Selain itu, menurut Nadiem yang dibutuhkan orang rimba untuk menjamin pendidikan anak-anak mereka yakni adanya mata pencaharian, dimana mata pencaharian adalah kunci permasalahan yang harus ditangani secara lintas sektor, bukan hanya pendidikan.
Manager Program KKI Warsi, Robert Aritonang berharap kunjungan Menteri Nadiem ke orang rimba tersebut akan membawa dukungan dari semua pihak untuk kelancaran pendidikan orang rimba. "Kunjungan Menteri adalah bentuk kepedulian negara kepada masyarakat adat yang hingga kini masih berjuang untuk mendapatkan kesetaraan dengan warga lainnya," kata Robert.
Dijelaskan, selama ini persoalan mendasar yang dialami oleh orang rimba adalah kehilangan sumber penghidupan, setelah hutan yang menjadi rumah mereka beralih fungsi menjadi perkebunan dan hutan tanaman.
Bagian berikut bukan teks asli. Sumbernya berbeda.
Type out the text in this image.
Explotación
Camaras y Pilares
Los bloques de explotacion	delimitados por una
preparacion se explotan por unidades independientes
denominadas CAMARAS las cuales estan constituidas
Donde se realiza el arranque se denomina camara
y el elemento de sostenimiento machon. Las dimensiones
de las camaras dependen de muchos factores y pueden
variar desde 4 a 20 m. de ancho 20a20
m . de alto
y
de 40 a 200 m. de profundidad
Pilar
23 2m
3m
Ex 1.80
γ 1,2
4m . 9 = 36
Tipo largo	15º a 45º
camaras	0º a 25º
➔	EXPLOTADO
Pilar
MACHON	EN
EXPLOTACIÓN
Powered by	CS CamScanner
Dengan ketidakpastian sumber kehidupan, menjadikan orang rimba yang kehilangan hutan juga kesulitan untuk melanjutkan hidup mereka.
Saat ini sebagian orang rimba hidup dari memungut buah sawit. Biji-biji sawit yang sudah jatuh dari pohon diambil satu persatu dan dijual untuk membeli bahan pangan. Kondisi tersebut menyebabkan orang rimba sangat rawan berkonflik dengan pemilik konsesi.
Bahkan tak jarang mereka menjadi sasaran kekerasan pihak perusahaan. Di sisi lain, perusahaan lupa bahwa mereka sudah merampas sumber penghidupan orang rimba yang dulunya tinggal di dalam hutan itu sebelum dijadikan perkebunan.
Butuh kesadaran semua pihak untuk memahami kondisi yang dialami orang rimba tersebut. Penyelesaian persoalan terhadap orang rimba harus dilakukan secara multisektor untuk pengakuan hak orang rimba atas lahan.
"Mau dimana lagi mereka hidup, ini dulu dibenahi baru pendidikan akan memberikan hasil yang maksimal untuk mendukung kehidupan mereka," katanya.